Gerade die im Vergleich zu China schon oft abgeschriebenen USA gewannen bei den kleinen und mittleren Unternehmen sogar an Relevanz: Ihr Anteil an Dienstreisen, die in die außereuropäischen Top-10-Reiseziele gingen, erhöhte sich bis 2023 von 33,8% auf 38,2%.
Im Gegenzug rutschte China vom zweiten auf den vierten Platz ab: 2023 betrug der chinesische Anteil nur noch 10,1% und lag dabei lediglich knapp über Indien, das auf einen Anteil von 10,0% kam. Auf Indien entfielen 4,8% der Dienstreisen, die in die zehn wichtigsten Diensreiseziele außerhalb Europas gingen. Während deutsche KMU im Zuge von De-Risking ihre Dienstreise- und damit Geschäftstätigkeit aus dem Reich der Mitte wegverlagerten, erwiesen sich für sie Europa und die USA als Stabilitätsanker der letzten Jahre.

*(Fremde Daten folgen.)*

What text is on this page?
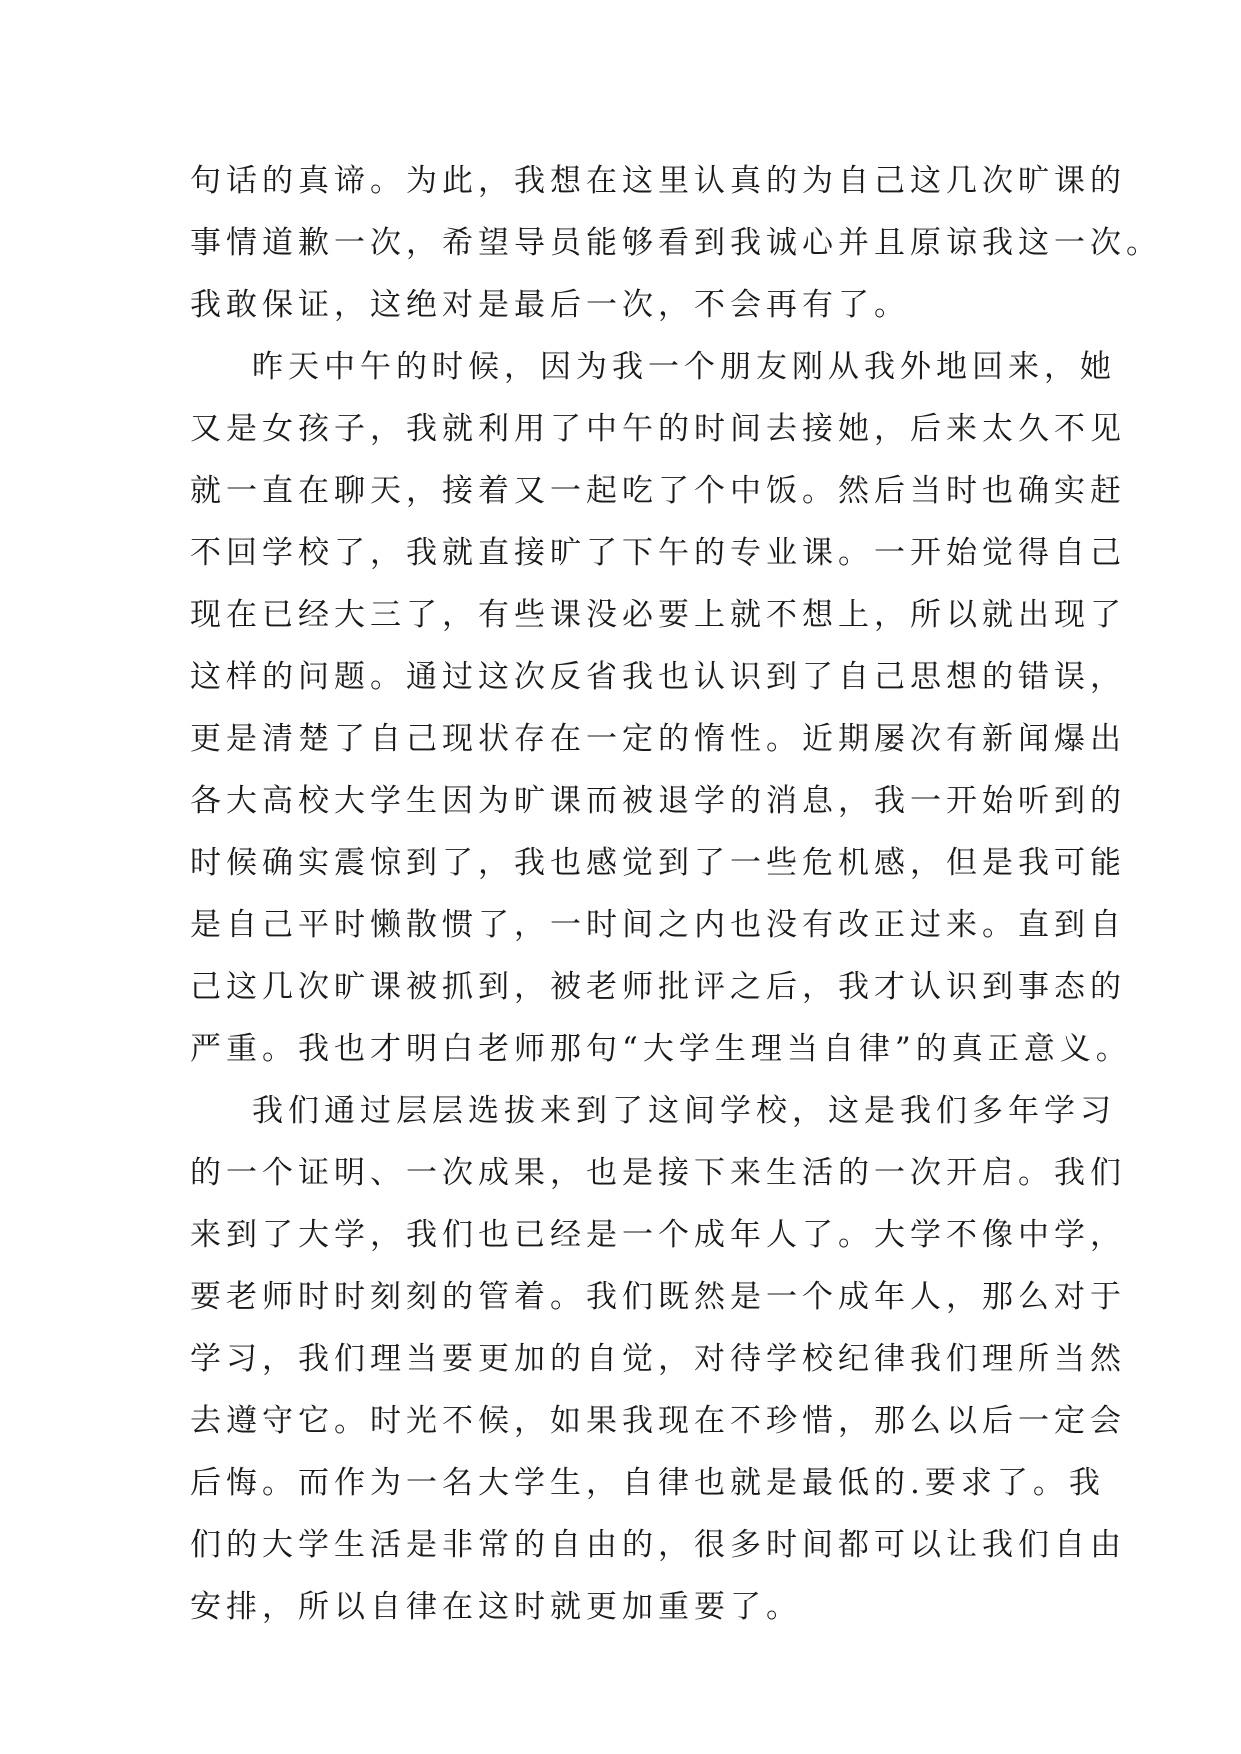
句话的真谛。为此，我想在这里认真的为自己这几次旷课的
事情道歉一次，希望导员能够看到我诚心并且原谅我这一次。
我敢保证，这绝对是最后一次，不会再有了。
昨天中午的时候，因为我一个朋友刚从我外地回来，她
又是女孩子，我就利用了中午的时间去接她，后来太久不见
就一直在聊天，接着又一起吃了个中饭。然后当时也确实赶
不回学校了，我就直接旷了下午的专业课。一开始觉得自己
现在已经大三了，有些课没必要上就不想上，所以就出现了
这样的问题。通过这次反省我也认识到了自己思想的错误，
更是清楚了自己现状存在一定的惰性。近期屡次有新闻爆出
各大高校大学生因为旷课而被退学的消息，我一开始听到的
时候确实震惊到了，我也感觉到了一些危机感，但是我可能
是自己平时懒散惯了，一时间之内也没有改正过来。直到自
己这几次旷课被抓到，被老师批评之后，我才认识到事态的
严重。我也才明白老师那句“大学生理当自律”的真正意义。
我们通过层层选拔来到了这间学校，这是我们多年学习
的一个证明、一次成果，也是接下来生活的一次开启。我们
来到了大学，我们也已经是一个成年人了。大学不像中学，
要老师时时刻刻的管着。我们既然是一个成年人，那么对于
学习，我们理当要更加的自觉，对待学校纪律我们理所当然
去遵守它。时光不候，如果我现在不珍惜，那么以后一定会
后悔。而作为一名大学生，自律也就是最低的.要求了。我
们的大学生活是非常的自由的，很多时间都可以让我们自由
安排，所以自律在这时就更加重要了。
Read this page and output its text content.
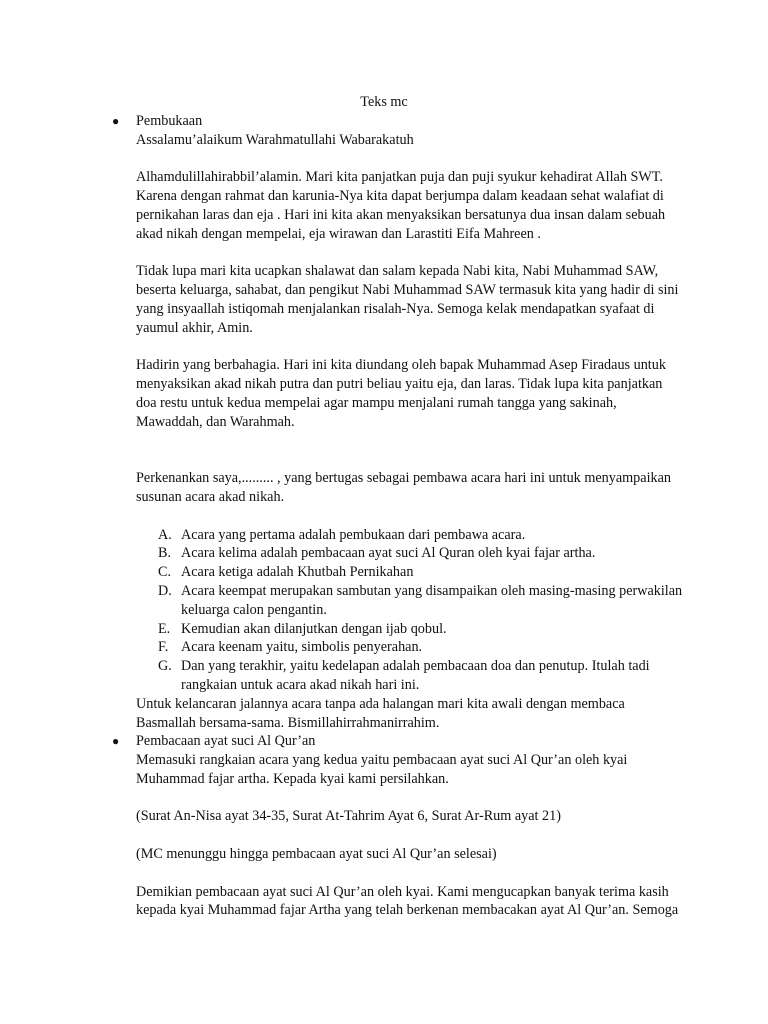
Teks mc
● Pembukaan

Assalamu’alaikum Warahmatullahi Wabarakatuh

Alhamdulillahirabbil’alamin. Mari kita panjatkan puja dan puji syukur kehadirat Allah SWT. Karena dengan rahmat dan karunia-Nya kita dapat berjumpa dalam keadaan sehat walafiat di pernikahan laras dan eja . Hari ini kita akan menyaksikan bersatunya dua insan dalam sebuah akad nikah dengan mempelai, eja wirawan dan Larastiti Eifa Mahreen .

Tidak lupa mari kita ucapkan shalawat dan salam kepada Nabi kita, Nabi Muhammad SAW, beserta keluarga, sahabat, dan pengikut Nabi Muhammad SAW termasuk kita yang hadir di sini yang insyaallah istiqomah menjalankan risalah-Nya. Semoga kelak mendapatkan syafaat di yaumul akhir, Amin.

Hadirin yang berbahagia. Hari ini kita diundang oleh bapak Muhammad Asep Firadaus untuk menyaksikan akad nikah putra dan putri beliau yaitu eja, dan laras. Tidak lupa kita panjatkan doa restu untuk kedua mempelai agar mampu menjalani rumah tangga yang sakinah, Mawaddah, dan Warahmah.

Perkenankan saya,......... , yang bertugas sebagai pembawa acara hari ini untuk menyampaikan susunan acara akad nikah.

A. Acara yang pertama adalah pembukaan dari pembawa acara.
B. Acara kelima adalah pembacaan ayat suci Al Quran oleh kyai fajar artha.
C. Acara ketiga adalah Khutbah Pernikahan
D. Acara keempat merupakan sambutan yang disampaikan oleh masing-masing perwakilan keluarga calon pengantin.
E. Kemudian akan dilanjutkan dengan ijab qobul.
F. Acara keenam yaitu, simbolis penyerahan.
G. Dan yang terakhir, yaitu kedelapan adalah pembacaan doa dan penutup. Itulah tadi rangkaian untuk acara akad nikah hari ini.

Untuk kelancaran jalannya acara tanpa ada halangan mari kita awali dengan membaca Basmallah bersama-sama. Bismillahirrahmanirrahim.

● Pembacaan ayat suci Al Qur’an

Memasuki rangkaian acara yang kedua yaitu pembacaan ayat suci Al Qur’an oleh kyai Muhammad fajar artha. Kepada kyai kami persilahkan.

(Surat An-Nisa ayat 34-35, Surat At-Tahrim Ayat 6, Surat Ar-Rum ayat 21)

(MC menunggu hingga pembacaan ayat suci Al Qur’an selesai)

Demikian pembacaan ayat suci Al Qur’an oleh kyai. Kami mengucapkan banyak terima kasih kepada kyai Muhammad fajar Artha yang telah berkenan membacakan ayat Al Qur’an. Semoga
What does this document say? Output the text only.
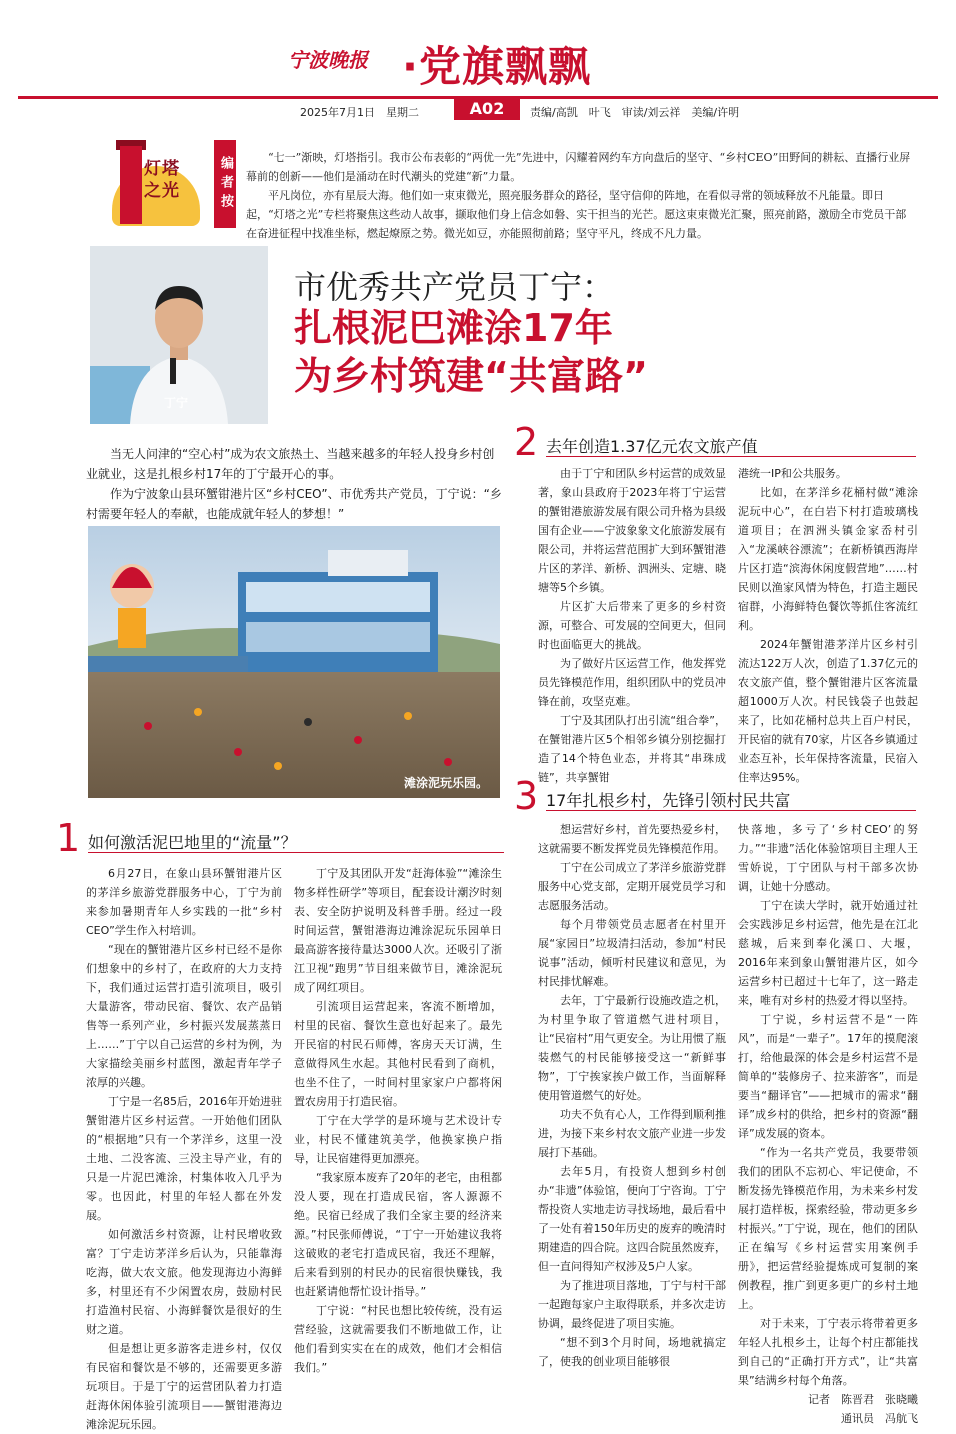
宁波晚报 ·党旗飘飘
2025年7月1日　星期二	A02	责编/高凯　叶飞　审读/刘云祥　美编/许明
灯塔之光	编者按	“七一”渐映，灯塔指引。我市公布表彰的“两优一先”先进中，闪耀着网约车方向盘后的坚守、“乡村CEO”田野间的耕耘、直播行业屏幕前的创新——他们是涌动在时代潮头的党建“新”力量。

平凡岗位，亦有星辰大海。他们如一束束微光，照亮服务群众的路径，坚守信仰的阵地，在看似寻常的领域释放不凡能量。即日起，“灯塔之光”专栏将聚焦这些动人故事，撷取他们身上信念如磐、实干担当的光芒。愿这束束微光汇聚，照亮前路，激励全市党员干部在奋进征程中找准坐标，燃起燎原之势。微光如豆，亦能照彻前路；坚守平凡，终成不凡力量。

丁宁
市优秀共产党员丁宁：
扎根泥巴滩涂17年
为乡村筑建“共富路”

当无人问津的“空心村”成为农文旅热土、当越来越多的年轻人投身乡村创业就业，这是扎根乡村17年的丁宁最开心的事。

作为宁波象山县环蟹钳港片区“乡村CEO”、市优秀共产党员，丁宁说：“乡村需要年轻人的奉献，也能成就年轻人的梦想！”

滩涂泥玩乐园。
1 如何激活泥巴地里的“流量”？

6月27日，在象山县环蟹钳港片区的茅洋乡旅游党群服务中心，丁宁为前来参加暑期青年人乡实践的一批“乡村CEO”学生作入村培训。

“现在的蟹钳港片区乡村已经不是你们想象中的乡村了，在政府的大力支持下，我们通过运营打造引流项目，吸引大量游客，带动民宿、餐饮、农产品销售等一系列产业，乡村振兴发展蒸蒸日上……”丁宁以自己运营的乡村为例，为大家描绘美丽乡村蓝图，激起青年学子浓厚的兴趣。

丁宁是一名85后，2016年开始进驻蟹钳港片区乡村运营。一开始他们团队的“根据地”只有一个茅洋乡，这里一没土地、二没客流、三没主导产业，有的只是一片泥巴滩涂，村集体收入几乎为零。也因此，村里的年轻人都在外发展。

如何激活乡村资源，让村民增收致富？丁宁走访茅洋乡后认为，只能靠海吃海，做大农文旅。他发现海边小海鲜多，村里还有不少闲置农房，鼓励村民打造渔村民宿、小海鲜餐饮是很好的生财之道。

但是想让更多游客走进乡村，仅仅有民宿和餐饮是不够的，还需要更多游玩项目。于是丁宁的运营团队着力打造赶海休闲体验引流项目——蟹钳港海边滩涂泥玩乐园。

丁宁及其团队开发“赶海体验”“滩涂生物多样性研学”等项目，配套设计潮汐时刻表、安全防护说明及科普手册。经过一段时间运营，蟹钳港海边滩涂泥玩乐园单日最高游客接待量达3000人次。还吸引了浙江卫视“跑男”节目组来做节目，滩涂泥玩成了网红项目。

引流项目运营起来，客流不断增加，村里的民宿、餐饮生意也好起来了。最先开民宿的村民石师傅，客房天天订满，生意做得风生水起。其他村民看到了商机，也坐不住了，一时间村里家家户户都将闲置农房用于打造民宿。

丁宁在大学学的是环境与艺术设计专业，村民不懂建筑美学，他换家换户指导，让民宿建得更加漂亮。

“我家原本废弃了20年的老宅，由租都没人要，现在打造成民宿，客人源源不绝。民宿已经成了我们全家主要的经济来源。”村民张师傅说，“丁宁一开始建议我将这破败的老宅打造成民宿，我还不理解，后来看到别的村民办的民宿很快赚钱，我也赶紧请他帮忙设计指导。”

丁宁说：“村民也想比较传统，没有运营经验，这就需要我们不断地做工作，让他们看到实实在在的成效，他们才会相信我们。”

2 去年创造1.37亿元农文旅产值

由于丁宁和团队乡村运营的成效显著，象山县政府于2023年将丁宁运营的蟹钳港旅游发展有限公司升格为县级国有企业——宁波象象文化旅游发展有限公司，并将运营范围扩大到环蟹钳港片区的茅洋、新桥、泗洲头、定塘、晓塘等5个乡镇。

片区扩大后带来了更多的乡村资源，可整合、可发展的空间更大，但同时也面临更大的挑战。

为了做好片区运营工作，他发挥党员先锋模范作用，组织团队中的党员冲锋在前，攻坚克难。

丁宁及其团队打出引流“组合拳”，在蟹钳港片区5个相邻乡镇分别挖掘打造了14个特色业态，并将其“串珠成链”，共享蟹钳

港统一IP和公共服务。

比如，在茅洋乡花桶村做“滩涂泥玩中心”，在白岩下村打造玻璃栈道项目；在泗洲头镇金家岙村引入“龙溪峡谷漂流”；在新桥镇西海岸片区打造“滨海休闲度假营地”……村民则以渔家风情为特色，打造主题民宿群，小海鲜特色餐饮等抓住客流红利。

2024年蟹钳港茅洋片区乡村引流达122万人次，创造了1.37亿元的农文旅产值，整个蟹钳港片区客流量超1000万人次。村民钱袋子也鼓起来了，比如花桶村总共上百户村民，开民宿的就有70家，片区各乡镇通过业态互补，长年保持客流量，民宿入住率达95%。

3 17年扎根乡村，先锋引领村民共富

想运营好乡村，首先要热爱乡村，这就需要不断发挥党员先锋模范作用。

丁宁在公司成立了茅洋乡旅游党群服务中心党支部，定期开展党员学习和志愿服务活动。

每个月带领党员志愿者在村里开展“家园日”垃圾清扫活动，参加“村民说事”活动，倾听村民建议和意见，为村民排忧解难。

去年，丁宁最新行设施改造之机，为村里争取了管道燃气进村项目，让“民宿村”用气更安全。为让用惯了瓶装燃气的村民能够接受这一“新鲜事物”，丁宁挨家挨户做工作，当面解释使用管道燃气的好处。

功夫不负有心人，工作得到顺利推进，为接下来乡村农文旅产业进一步发展打下基础。

去年5月，有投资人想到乡村创办“非遗”体验馆，便向丁宁咨询。丁宁帮投资人实地走访寻找场地，最后看中了一处有着150年历史的废弃的晚清时期建造的四合院。这四合院虽然废弃，但一直问得知产权涉及5户人家。

为了推进项目落地，丁宁与村干部一起跑每家户主取得联系，并多次走访协调，最终促进了项目实施。

“想不到3个月时间，场地就搞定了，使我的创业项目能够很

快落地，多亏了‘乡村CEO’的努力。”“非遗”活化体验馆项目主理人王雪娇说，丁宁团队与村干部多次协调，让她十分感动。

丁宁在读大学时，就开始通过社会实践涉足乡村运营，他先是在江北慈城，后来到奉化溪口、大堰，2016年来到象山蟹钳港片区，如今运营乡村已超过十七年了，这一路走来，唯有对乡村的热爱才得以坚持。

丁宁说，乡村运营不是“一阵风”，而是“一辈子”。17年的摸爬滚打，给他最深的体会是乡村运营不是简单的“装修房子、拉来游客”，而是要当“翻译官”——把城市的需求“翻译”成乡村的供给，把乡村的资源“翻译”成发展的资本。

“作为一名共产党员，我要带领我们的团队不忘初心、牢记使命，不断发扬先锋模范作用，为未来乡村发展打造样板，探索经验，带动更多乡村振兴。”丁宁说，现在，他们的团队正在编写《乡村运营实用案例手册》，把运营经验提炼成可复制的案例教程，推广到更多更广的乡村土地上。

对于未来，丁宁表示将带着更多年轻人扎根乡土，让每个村庄都能找到自己的“正确打开方式”，让“共富果”结满乡村每个角落。

记者　陈晋君　张晓曦

通讯员　冯航飞
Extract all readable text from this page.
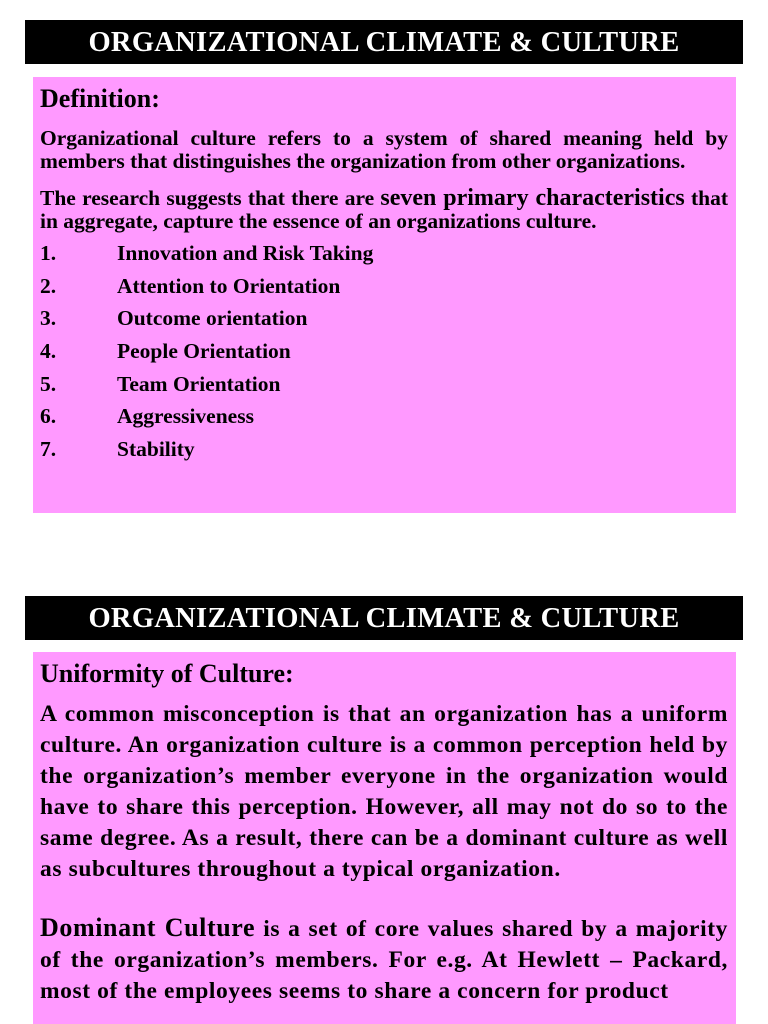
ORGANIZATIONAL CLIMATE & CULTURE

Definition:

Organizational culture refers to a system of shared meaning held by members that distinguishes the organization from other organizations.

The research suggests that there are seven primary characteristics that in aggregate, capture the essence of an organizations culture.

1.	Innovation and Risk Taking
2.	Attention to Orientation
3.	Outcome orientation
4.	People Orientation
5.	Team Orientation
6.	Aggressiveness
7.	Stability
ORGANIZATIONAL CLIMATE & CULTURE

Uniformity of Culture:

A common misconception is that an organization has a uniform culture. An organization culture is a common perception held by the organization’s member everyone in the organization would have to share this perception. However, all may not do so to the same degree. As a result, there can be a dominant culture as well as subcultures throughout a typical organization.

Dominant Culture is a set of core values shared by a majority of the organization’s members. For e.g. At Hewlett – Packard, most of the employees seems to share a concern for product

Im Ausland wird’s teuer: Das verraten die Reisekosten
Für eine Dienstreise ins Ausland rechneten deutsche KMU 2023 durchschnittlich 447,78€ ab, 2019 waren es noch 407,65€, wodurch sich die Durchschnittskosten um 9,8% erhöhten. Umgekehrt verzeichneten im selben Zeitraum die durchschnittlichen Ausgaben für eine Geschäftsreise innerhalb Deutschlands nur einen minimalen Anstieg: 2023 beliefen sie sich auf 81,80€, was einem leichten Zuwachs von 1,1% im Vergleich zu 2019 entsprach. Da 88,7% aller Dienstreisen innerhalb Deutschlands stattfanden, rechneten global betrachtet KMU daher auch nur 123,28€ für eine Dienstreise im Jahr 2023 ab.
Die geringfügige Steigerung der Kosten für Inlandsdienstreisen überrascht vor dem Hintergrund der zwischenzeitlich hohen Inflationsraten. Zwar machen vergleichsweise kostengünstige Kurzstreckenreisen einen wesentlichen Anteil an den Geschäftsreisen kleiner und mittlerer Unternehmen aus, wodurch sie die Auswirkungen der allgemeinen Preissteigerungen abmilderten. Jedoch reicht dieser Umstand allein nicht aus, um die moderate Kostenerhöhung vollends zu begründen, was darauf hindeutet, dass KMU inzwischen mit einem stärkeren Kostenbewusstsein agieren.